Perhaps sensing Trudeau was in trouble, Barack Obama made an unprecedented endorsement by a former American president in urging Canadians to re-elect Trudeau and saying the world needs his progressive leadership now.
Trudeau, son of the liberal icon and late Prime Minister Pierre Trudeau, is one of the few remaining progressive world leaders in the Trump era and even appeared on the cover of Rolling Stone magazine under the headline "Why Can't He Be Our President?"
Scheer, 40, is a career politician who was seen as a possible antidote to Trudeau's flash. But Bothwell said late Monday that he expected Scheer to resign.
"He's gone," Bothwell said. "He ran a really dirty campaign. There is nothing to be proud of on his side.
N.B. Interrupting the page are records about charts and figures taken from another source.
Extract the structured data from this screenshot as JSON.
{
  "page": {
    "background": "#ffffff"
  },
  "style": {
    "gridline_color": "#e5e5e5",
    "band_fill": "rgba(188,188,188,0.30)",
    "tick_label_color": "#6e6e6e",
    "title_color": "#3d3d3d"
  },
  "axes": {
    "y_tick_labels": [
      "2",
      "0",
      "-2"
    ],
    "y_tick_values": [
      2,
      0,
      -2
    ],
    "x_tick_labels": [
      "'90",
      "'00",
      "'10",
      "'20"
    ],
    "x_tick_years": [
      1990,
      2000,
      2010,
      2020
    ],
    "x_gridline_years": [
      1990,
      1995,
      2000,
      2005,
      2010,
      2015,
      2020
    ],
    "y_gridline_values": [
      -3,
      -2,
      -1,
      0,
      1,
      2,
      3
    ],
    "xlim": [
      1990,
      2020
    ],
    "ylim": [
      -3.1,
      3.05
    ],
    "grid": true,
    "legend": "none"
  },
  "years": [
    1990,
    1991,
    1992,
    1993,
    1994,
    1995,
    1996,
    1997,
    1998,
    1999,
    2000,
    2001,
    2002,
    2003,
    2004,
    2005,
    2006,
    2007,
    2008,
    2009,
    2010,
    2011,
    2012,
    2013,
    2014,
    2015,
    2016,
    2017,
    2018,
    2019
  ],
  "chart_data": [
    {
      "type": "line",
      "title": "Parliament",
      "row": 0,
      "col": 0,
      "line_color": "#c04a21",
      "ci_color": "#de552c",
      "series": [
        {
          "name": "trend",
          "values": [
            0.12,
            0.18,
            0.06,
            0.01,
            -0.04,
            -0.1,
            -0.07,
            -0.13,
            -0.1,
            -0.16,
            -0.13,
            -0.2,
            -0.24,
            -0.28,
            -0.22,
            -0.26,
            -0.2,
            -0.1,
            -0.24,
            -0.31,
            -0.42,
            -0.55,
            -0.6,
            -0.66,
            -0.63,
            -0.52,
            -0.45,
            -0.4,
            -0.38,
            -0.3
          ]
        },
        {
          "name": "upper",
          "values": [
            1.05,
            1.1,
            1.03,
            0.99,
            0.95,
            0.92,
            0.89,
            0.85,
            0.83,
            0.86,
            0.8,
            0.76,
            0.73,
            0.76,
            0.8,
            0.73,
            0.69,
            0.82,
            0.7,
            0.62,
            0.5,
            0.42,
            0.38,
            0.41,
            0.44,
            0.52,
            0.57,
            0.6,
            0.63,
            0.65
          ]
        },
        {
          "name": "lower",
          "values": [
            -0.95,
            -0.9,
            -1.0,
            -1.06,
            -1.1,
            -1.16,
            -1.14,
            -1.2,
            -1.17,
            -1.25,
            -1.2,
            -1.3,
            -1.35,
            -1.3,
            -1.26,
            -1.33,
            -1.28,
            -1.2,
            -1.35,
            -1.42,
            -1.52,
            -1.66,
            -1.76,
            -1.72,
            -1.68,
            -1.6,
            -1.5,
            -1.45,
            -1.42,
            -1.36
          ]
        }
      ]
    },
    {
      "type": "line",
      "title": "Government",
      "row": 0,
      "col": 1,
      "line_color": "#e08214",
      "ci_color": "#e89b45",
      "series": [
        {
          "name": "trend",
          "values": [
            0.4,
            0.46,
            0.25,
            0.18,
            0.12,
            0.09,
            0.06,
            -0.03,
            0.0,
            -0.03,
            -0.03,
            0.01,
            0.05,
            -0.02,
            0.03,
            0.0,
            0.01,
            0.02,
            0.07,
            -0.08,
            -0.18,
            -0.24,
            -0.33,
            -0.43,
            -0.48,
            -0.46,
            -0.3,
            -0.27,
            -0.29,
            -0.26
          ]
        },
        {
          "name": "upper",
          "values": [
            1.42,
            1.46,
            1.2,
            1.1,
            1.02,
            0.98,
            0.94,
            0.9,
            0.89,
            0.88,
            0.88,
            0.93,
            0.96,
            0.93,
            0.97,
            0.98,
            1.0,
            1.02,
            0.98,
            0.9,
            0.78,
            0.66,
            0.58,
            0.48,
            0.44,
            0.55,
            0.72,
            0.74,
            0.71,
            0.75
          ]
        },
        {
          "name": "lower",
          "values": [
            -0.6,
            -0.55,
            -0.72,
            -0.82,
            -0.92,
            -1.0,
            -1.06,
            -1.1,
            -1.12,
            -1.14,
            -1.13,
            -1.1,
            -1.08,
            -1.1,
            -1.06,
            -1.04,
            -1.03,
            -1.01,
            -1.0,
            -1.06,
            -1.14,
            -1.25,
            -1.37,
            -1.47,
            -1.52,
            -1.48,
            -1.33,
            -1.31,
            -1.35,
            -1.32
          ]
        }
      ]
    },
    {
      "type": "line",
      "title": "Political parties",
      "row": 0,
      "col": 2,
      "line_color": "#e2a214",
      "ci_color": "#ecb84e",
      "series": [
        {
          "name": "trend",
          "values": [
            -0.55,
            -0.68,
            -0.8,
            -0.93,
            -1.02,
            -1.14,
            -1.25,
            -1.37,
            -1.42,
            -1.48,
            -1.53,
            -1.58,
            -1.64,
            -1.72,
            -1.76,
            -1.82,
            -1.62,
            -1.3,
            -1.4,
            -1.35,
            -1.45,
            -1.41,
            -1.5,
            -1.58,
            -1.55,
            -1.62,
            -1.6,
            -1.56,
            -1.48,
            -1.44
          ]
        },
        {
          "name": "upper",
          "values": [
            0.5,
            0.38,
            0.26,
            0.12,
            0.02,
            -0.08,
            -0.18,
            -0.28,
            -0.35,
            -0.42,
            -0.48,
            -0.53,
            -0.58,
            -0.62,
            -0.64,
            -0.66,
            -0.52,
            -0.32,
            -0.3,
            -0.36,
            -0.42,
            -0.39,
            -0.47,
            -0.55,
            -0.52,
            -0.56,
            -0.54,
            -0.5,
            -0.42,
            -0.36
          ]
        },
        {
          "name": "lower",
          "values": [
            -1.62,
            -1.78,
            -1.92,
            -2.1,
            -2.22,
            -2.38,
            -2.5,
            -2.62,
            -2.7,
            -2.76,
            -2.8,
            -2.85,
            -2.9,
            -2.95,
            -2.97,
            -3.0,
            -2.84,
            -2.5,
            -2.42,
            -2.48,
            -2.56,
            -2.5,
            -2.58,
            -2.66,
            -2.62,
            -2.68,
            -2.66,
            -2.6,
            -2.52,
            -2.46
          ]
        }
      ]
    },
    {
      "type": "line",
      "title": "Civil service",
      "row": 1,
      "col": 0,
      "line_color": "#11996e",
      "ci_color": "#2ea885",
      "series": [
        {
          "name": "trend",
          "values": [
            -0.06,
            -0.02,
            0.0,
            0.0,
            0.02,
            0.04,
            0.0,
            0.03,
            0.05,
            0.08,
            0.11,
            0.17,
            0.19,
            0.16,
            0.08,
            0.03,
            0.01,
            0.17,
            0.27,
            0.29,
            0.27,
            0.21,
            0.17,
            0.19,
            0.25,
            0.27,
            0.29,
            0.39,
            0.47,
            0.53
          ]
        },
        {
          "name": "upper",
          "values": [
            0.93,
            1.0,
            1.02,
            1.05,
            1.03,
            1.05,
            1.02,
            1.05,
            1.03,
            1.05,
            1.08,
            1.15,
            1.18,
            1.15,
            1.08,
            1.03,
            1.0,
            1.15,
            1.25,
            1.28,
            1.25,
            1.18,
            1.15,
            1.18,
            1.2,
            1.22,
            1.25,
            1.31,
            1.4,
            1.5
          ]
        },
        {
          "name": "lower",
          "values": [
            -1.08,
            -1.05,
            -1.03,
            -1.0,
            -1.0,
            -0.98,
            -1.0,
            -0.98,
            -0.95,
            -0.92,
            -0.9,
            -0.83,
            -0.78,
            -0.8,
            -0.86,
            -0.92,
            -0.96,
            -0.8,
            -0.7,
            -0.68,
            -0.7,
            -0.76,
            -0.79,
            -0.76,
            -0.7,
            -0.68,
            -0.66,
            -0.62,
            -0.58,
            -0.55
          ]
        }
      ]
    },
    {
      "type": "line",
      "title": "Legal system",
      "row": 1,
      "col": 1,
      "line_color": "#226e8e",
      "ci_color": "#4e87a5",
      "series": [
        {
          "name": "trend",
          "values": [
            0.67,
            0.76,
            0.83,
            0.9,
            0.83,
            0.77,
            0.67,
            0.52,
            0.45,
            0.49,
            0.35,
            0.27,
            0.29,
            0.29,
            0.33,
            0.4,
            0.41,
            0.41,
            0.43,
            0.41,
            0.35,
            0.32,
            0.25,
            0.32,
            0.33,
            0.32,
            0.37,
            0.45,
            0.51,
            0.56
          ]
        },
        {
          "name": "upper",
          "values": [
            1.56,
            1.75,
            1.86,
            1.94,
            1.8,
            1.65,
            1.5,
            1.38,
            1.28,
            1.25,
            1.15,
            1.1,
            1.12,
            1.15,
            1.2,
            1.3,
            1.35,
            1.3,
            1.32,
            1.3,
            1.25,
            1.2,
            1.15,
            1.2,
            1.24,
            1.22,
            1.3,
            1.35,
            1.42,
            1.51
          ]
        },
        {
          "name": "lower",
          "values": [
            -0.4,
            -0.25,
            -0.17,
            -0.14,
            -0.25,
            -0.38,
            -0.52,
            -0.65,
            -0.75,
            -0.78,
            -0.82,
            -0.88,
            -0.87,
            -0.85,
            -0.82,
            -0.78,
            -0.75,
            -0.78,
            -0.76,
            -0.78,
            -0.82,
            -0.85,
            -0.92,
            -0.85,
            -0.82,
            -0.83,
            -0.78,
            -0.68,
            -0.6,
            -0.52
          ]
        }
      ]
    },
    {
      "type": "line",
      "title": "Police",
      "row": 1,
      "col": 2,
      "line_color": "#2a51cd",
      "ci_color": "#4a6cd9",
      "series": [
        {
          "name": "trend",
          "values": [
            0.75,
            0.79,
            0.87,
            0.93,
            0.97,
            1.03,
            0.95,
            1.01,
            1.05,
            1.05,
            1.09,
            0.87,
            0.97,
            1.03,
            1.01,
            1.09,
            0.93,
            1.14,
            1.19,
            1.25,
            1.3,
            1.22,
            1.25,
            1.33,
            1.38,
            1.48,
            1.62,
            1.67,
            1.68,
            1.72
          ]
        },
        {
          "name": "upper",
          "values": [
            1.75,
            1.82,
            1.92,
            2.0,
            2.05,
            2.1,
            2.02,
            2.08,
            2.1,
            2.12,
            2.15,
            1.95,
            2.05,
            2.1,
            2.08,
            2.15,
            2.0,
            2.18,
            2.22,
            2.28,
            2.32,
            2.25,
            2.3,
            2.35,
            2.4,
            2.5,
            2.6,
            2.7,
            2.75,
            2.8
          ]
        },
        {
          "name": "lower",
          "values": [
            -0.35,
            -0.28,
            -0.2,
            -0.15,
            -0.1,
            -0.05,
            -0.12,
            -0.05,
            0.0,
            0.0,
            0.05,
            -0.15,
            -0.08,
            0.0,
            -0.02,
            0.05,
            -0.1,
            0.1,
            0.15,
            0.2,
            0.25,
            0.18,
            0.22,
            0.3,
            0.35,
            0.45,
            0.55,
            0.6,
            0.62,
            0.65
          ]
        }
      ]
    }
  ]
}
He had the opportunity and blew it."
Among other things, Scheer called Trudeau a phony who couldn't even remember how many times he had worn blackface.
Trudeau also was hurt by a scandal that erupted this year when his former attorney general said he pressured her to halt the prosecution of a Quebec company. Trudeau has said he was standing up for jobs, but the damage gave a boost to the Conservative Party.
Trudeau's Liberals will likely rely on the New Democrats to form a new government and stay in power.
Wiseman, from the University of Toronto, said he expected the New Democrats would largely support Trudeau, and other parties won't be pushing for an election in the short term.
The Conservatives are deeply disappointed, Wiseman said.
"They had an opportunity here to win," he said.
Scheer had promised to end a national carbon tax and cut government spending, including foreign aid, by 25 percent.
Trudeau embraced immigration at a time when the US and other countries are closing their doors, and he legalised cannabis nationwide.
His efforts to strike a balance on the environment and the economy have been criticised by both the right and left.
He brought in a carbon tax to fight climate change but rescued a stalled pipeline expansion project to get Alberta's oil to international markets.
His also negotiated a new free trade deal for Canada with the US and Mexico amid threats by US President Donald Trump to scrap it.
Pat Gill, a Vancouver retiree, said she voted for Trudeau.
"I think people know he's made some mistakes," said Gill, who is 74. "I'm hoping he's learned in the last four years. I still think he's our best bet."